Obwohl Karin und Roland Lenz in nicht allzu ferner Zukunft ihren 50. Geburtstag feiern werden, muss nicht befürchtet werden, dass sie in ihrer Innovationskraft nachlassen. Neue Ziele sind gesteckt: Zwar produzieren die beiden auch aus traditionellen Gewächsen wie Sauvignon Blanc oder Pinot Noir vorzügliche Weine, doch ihr Fokus liegt ganz klar bei den pilzwiderstandsfähigen Sorten, vor allem bei jenen Neuzüchtungen, die eine mehrfache Resistenz aufweisen. «Nur so gelingt der entscheidende Schritt zu einem Weinbau ohne Pflanzenschutzmittel und somit auch ohne Rückstände.» Zudem sind die beiden Anhänger des guten alten Mischsatzes.

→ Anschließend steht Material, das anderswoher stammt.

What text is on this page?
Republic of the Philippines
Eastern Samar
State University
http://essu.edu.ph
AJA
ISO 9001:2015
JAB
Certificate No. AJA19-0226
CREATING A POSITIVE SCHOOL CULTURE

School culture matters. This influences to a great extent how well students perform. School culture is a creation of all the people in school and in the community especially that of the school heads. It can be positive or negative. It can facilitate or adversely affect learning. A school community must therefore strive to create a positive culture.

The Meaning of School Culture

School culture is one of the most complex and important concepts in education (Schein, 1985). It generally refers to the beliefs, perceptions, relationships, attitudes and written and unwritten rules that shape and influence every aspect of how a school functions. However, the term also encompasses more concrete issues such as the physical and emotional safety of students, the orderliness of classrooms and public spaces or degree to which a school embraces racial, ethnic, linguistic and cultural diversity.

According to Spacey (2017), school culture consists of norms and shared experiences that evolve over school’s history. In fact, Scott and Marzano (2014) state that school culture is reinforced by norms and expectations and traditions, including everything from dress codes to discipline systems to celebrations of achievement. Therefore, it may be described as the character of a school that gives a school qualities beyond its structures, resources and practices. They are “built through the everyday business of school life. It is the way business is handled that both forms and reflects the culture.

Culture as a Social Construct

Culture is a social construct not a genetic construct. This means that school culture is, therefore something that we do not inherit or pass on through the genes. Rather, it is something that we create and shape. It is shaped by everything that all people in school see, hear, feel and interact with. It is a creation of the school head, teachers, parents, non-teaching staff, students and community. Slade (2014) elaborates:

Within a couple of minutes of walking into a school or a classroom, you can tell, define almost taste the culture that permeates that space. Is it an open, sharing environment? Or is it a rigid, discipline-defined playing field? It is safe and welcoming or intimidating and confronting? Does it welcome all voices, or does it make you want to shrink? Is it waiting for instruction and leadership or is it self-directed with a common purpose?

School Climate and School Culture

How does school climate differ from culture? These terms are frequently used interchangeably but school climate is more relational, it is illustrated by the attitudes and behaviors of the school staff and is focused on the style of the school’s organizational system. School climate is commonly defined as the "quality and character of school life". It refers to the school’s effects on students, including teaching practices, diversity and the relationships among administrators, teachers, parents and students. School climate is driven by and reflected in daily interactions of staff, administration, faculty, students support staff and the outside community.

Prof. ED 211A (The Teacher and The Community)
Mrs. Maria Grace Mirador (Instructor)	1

Bereits heute kultivieren sie über 30 verschiedene Rebsorten. Doch damit nicht genug. In ihrem Weingut der Zukunft möchten sie pro Rebsorte nur mehr maximal 2000 Reben pflanzen, und das am liebsten gemischt. Denn durch diese Rebvielfalt im Zusammenspiel mit der Biodiversität in den Ausgleichsflächen soll er Wirklichkeit werden, der Rebberg als sich selbst regelndes Ökosystem. Das Beeindruckendste am Innovationsprozess im Weingut ist aber die Tatsache, dass sich auch die Weinqualität stetig weiterentwickelt, sprich verbessert hat. Das gilt in ganz besonderem Masse für die Gewächse aus den pilzwiderstandsfähigen Sorten. Vergleichsverkostungen beweisen, dass sie qualitativ den Weinen aus klassischen Sorten ebenbürtig sind.
Drei Spitzenweine
Cal 32-7 2018
Neue, sehr robuste weisse Sorte. Der Wein durchlief eine spontane Kaltgärung im Stahltank. Animierende Primärfrucht mit Holunder, Stachelbeeren und Agrumen. Im Gaumen ausgewogen, fruchtbetont, saftige Säure. 2019 bis 2022.
Gemischter Satz rot 2018
Aus einer Mischsatz-Parzelle mit Divico, Baron und Cabernet Cantor. In der Nase viel mediterraner Charme. Waldbeeren, Brombeeren, dezente Würze. Im Gaumen süssliches Extrakt, weiches Tannin. Angepasste Säure. 2019 bis 2024.
Handwerk rot 2018
Reinsortiger Zweigelt aus angetrockneten Trauben, in Schweizer Eiche vergoren. Waldbeeren, Zwetschgen, eine Spur Rumtopf, elegante Würznoten. Im Gaumen füllig, viel Frucht und Struktur. Langanhaltend. 2019 bis 2026.